The normal to the curve $\displaystyle y=x^2 - 6x + 1$ at the point $\displaystyle p$ is parallel to the straight line.Find the equation of the $\displaystyle 2y = x + 3$ tangent to the curve at the point $\displaystyle p$
If this is how your post should have read, then calculating the derivative of $\displaystyle x^2-6x+1$
will give you the slope of the tangent.
The slope of the line $\displaystyle 2y=x+3\Rightarrow\ y=\frac{1}{2}x+\frac{3}{2}$
is $\displaystyle \frac{1}{2}$
The normal and the tangent are perpendicular, so you can find what the tangent slope needs to be.

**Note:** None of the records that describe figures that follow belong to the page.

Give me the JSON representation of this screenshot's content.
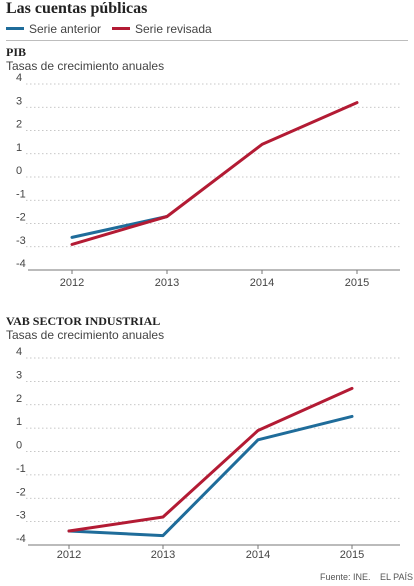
{
  "title": "Las cuentas públicas",
  "legend": {
    "items": [
      {
        "label": "Serie anterior",
        "color": "#1f6c9a"
      },
      {
        "label": "Serie revisada",
        "color": "#b31b34"
      }
    ]
  },
  "footer": {
    "source": "Fuente: INE.",
    "brand": "EL PAÍS"
  },
  "chart_data": [
    {
      "type": "line",
      "title": "PIB",
      "subtitle": "Tasas de crecimiento anuales",
      "categories": [
        "2012",
        "2013",
        "2014",
        "2015"
      ],
      "ylim": [
        -4,
        4
      ],
      "yticks": [
        "4",
        "3",
        "2",
        "1",
        "0",
        "-1",
        "-2",
        "-3",
        "-4"
      ],
      "grid": true,
      "series": [
        {
          "name": "Serie anterior",
          "color": "#1f6c9a",
          "values": [
            -2.6,
            -1.7,
            null,
            null
          ]
        },
        {
          "name": "Serie revisada",
          "color": "#b31b34",
          "values": [
            -2.9,
            -1.7,
            1.4,
            3.2
          ]
        }
      ]
    },
    {
      "type": "line",
      "title": "VAB SECTOR INDUSTRIAL",
      "subtitle": "Tasas de crecimiento anuales",
      "categories": [
        "2012",
        "2013",
        "2014",
        "2015"
      ],
      "ylim": [
        -4,
        4
      ],
      "yticks": [
        "4",
        "3",
        "2",
        "1",
        "0",
        "-1",
        "-2",
        "-3",
        "-4"
      ],
      "grid": true,
      "series": [
        {
          "name": "Serie anterior",
          "color": "#1f6c9a",
          "values": [
            -3.4,
            -3.6,
            0.5,
            1.5
          ]
        },
        {
          "name": "Serie revisada",
          "color": "#b31b34",
          "values": [
            -3.4,
            -2.8,
            0.9,
            2.7
          ]
        }
      ]
    }
  ]
}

The derivative being equal to this tangent slope will obtain the x co-ordinate of $\displaystyle p$
The y co-ordinate is obtained by placing the x co-ordinate into f(x).
Finally, to get the equation of the tangent, use the equation of the line formula,
using the slope calculated and the co-ordinates of $\displaystyle p$
i get:
$\displaystyle y=x^2 -3x + 5$
$\displaystyle \frac{dy}{dx} = 2x - 6$
$\displaystyle 2y = x + 3$
$\displaystyle y = \frac{1}{2}x + \frac{3}{2}$
$\displaystyle (m_1)(m_2) = -1$
$\displaystyle \frac{1}{2}(m_2) = -1$
$\displaystyle m_2 = -2$
$\displaystyle 2x - 6 = -2$
$\displaystyle x = 2$
when $\displaystyle x = 2$
$\displaystyle y = 2^2 - 6(2) + 1$
$\displaystyle y = -7$
$\displaystyle using (2,-7)$ and $\displaystyle m = -2$
$\displaystyle y + 7 = -2 (x - 2)$
$\displaystyle y + 7 = -2x + 4$
is that correct sir?
Shouldn't it say the following?
The normal to the curve $\displaystyle y=x^2 - 6x + 1$ at the point $\displaystyle p$ is parallel to the straight line $\displaystyle 2y = x + 3$. Find the equation of the tangent to the curve at the point $\displaystyle p$.
Did you copy-paste from a two-column PDF file?